Implementing Online Execution of Pandas Code on a Webpage: Lessons and Solutions
This article describes the author's exploration of various approaches—including custom servers, JupyterHub, JupyterBook, and Thebe—to enable users to run pandas code directly within a webpage, detailing the requirements, challenges, and the final implementation that embeds interactive execution while preserving user isolation and minimal setup.
Hello everyone, I am Zaoqi.
Two days after promoting my "Illustrated Pandas" site (pandas.liuzaoqi.com), it already surpassed ten thousand visits.
Beyond pandas tutorials, many users are interested in how to execute pandas code online, so I will briefly share my exploration of this feature.
First, the rough requirements were identified:
⭐⭐⭐ Users can execute code on the current page.
Independent execution for different users.
No need to load additional code or perform extra operations.
The most important point is that users can run code in the current website and cell, with as few extra steps as possible.
After about half a month of trial and error, discarding several imperfect solutions, I finally managed to build a working prototype, and here are some of my experiences for reference.
Solution 1
The simplest idea was to use my own server: a front‑end input box sends the user’s code to the back‑end for execution and returns the result. However, this approach raises security concerns (e.g., preventing malicious commands like sudo rm -rf /*) and requires allocating separate resources for each user, which quickly exceeds the capacity of a modest 4‑CPU, 8‑GB server when many users run concurrently.

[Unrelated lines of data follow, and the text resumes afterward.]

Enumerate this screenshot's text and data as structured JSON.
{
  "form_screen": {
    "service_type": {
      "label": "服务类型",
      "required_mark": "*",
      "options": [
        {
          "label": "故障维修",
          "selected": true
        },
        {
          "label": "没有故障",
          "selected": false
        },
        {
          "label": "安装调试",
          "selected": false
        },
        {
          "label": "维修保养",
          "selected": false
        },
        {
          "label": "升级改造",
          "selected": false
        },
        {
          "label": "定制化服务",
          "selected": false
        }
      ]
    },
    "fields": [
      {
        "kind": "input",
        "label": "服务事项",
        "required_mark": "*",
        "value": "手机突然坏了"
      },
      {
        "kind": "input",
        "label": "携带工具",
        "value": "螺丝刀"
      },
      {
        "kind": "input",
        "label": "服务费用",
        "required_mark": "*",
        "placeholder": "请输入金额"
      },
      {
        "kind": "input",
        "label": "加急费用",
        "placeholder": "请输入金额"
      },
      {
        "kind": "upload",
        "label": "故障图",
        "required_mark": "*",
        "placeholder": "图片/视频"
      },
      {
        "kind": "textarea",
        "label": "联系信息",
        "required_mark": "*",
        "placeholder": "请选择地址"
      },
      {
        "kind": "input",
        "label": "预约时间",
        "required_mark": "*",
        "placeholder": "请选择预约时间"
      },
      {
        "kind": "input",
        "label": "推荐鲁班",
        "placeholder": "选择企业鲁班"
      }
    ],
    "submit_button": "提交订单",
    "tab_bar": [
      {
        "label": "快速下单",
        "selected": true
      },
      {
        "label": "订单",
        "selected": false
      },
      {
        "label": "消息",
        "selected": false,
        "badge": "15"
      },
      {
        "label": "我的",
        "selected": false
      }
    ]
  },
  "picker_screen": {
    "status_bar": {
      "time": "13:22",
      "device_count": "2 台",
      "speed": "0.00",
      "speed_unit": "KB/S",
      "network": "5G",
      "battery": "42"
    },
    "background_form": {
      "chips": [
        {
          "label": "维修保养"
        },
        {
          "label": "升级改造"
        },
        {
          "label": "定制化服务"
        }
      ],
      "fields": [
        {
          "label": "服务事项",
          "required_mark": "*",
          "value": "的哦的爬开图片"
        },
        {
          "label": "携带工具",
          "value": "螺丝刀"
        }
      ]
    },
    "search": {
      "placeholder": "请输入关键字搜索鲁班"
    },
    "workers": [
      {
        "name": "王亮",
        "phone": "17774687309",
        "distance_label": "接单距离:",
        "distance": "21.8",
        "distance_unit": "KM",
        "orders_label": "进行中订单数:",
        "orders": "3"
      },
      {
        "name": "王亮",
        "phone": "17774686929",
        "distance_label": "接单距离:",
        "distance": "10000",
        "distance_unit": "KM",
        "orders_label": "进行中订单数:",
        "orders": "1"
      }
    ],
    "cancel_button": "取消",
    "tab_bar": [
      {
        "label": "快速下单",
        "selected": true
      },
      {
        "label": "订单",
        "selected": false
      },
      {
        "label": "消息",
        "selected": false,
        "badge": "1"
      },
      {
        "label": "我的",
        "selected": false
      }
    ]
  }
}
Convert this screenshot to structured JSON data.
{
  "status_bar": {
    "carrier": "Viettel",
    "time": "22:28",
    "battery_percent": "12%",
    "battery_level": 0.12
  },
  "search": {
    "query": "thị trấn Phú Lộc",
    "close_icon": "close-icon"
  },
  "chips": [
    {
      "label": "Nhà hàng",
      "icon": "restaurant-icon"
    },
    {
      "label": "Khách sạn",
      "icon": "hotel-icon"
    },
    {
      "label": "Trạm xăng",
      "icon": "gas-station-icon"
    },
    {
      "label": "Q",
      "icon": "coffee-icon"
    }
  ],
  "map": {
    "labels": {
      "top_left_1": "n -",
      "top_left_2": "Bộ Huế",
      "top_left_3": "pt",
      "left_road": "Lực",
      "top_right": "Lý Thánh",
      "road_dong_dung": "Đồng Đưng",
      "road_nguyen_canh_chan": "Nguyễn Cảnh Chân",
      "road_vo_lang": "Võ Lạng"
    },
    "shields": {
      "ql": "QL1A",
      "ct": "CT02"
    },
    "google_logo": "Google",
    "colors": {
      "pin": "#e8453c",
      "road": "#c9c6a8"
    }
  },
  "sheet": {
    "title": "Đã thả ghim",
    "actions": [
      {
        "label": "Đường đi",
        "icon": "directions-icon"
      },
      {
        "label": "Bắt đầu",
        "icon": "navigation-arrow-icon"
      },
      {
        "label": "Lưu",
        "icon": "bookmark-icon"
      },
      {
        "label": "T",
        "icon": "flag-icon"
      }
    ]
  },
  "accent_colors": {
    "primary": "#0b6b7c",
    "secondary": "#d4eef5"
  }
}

Moreover, the server‑upgrade costs and lack of prior experience with such a product made this solution impractical, so it was abandoned.
Solution 2
I then looked at online code execution services (as shown in the screenshot). While they can run arbitrary code, they focus solely on code execution and cannot host a full pandas tutorial. They also require manual code entry, cannot pre‑load data, and force a page redirect after each run, making the workflow cumbersome.
Using a crawler interface was considered but deemed too dependent on third‑party sites, so this path was also dropped.
JupyterHub
Discovering JupyterHub was a breakthrough: it can provision an isolated Jupyter Notebook for each user, eliminating permission concerns and allowing pre‑loaded code and data.
However, this approach does not satisfy the tutorial requirement because all content would need to reside inside notebooks, whereas I wanted a traditional website format.
Additionally, deploying JupyterHub involves Docker or Kubernetes operations, which are outside my expertise, leading me to abandon this option as well.
JupyterBook
Next I found JupyterBook, which converts notebooks into HTML pages via Sphinx and supports interactive code execution.
To make it work, the project must be uploaded to a public platform like Binder, which builds a Docker image for users. This enables online execution, but still requires users to navigate to a separate page, whereas I need execution directly on the current page.
Thebe Integration
The solution finally clicked when I discovered Thebe. It uses the JupyterLab API; by loading a small JavaScript snippet and pointing it to a Binder backend, code can be executed inline on the page.
Implementation is straightforward: since JupyterBook is built with Sphinx, I only need to add the sphinx_thebe plugin in the Sphinx configuration, which injects the necessary JavaScript.
With this setup, the first two requirements—inline execution and user isolation—are fully satisfied. The remaining challenge is reducing the amount of code the user must write.
In my site, even a simple pandas operation does not require the usual import pandas as pd or data‑loading code because these are pre‑loaded when the notebook starts. Users only need to add the thebe‑init tag to the relevant cell.
Despite the functional success, JupyterBook introduced many styling issues. The default CSS was not well‑suited for Chinese content, so I heavily customized several thousand lines of CSS and JavaScript, adjusting component positions to sub‑pixel precision, which took over a month to perfect.
In summary, this article provides a quick, incomplete overview of enabling online pandas code execution on a website. Many deployment and configuration details are omitted; I will share them in future posts.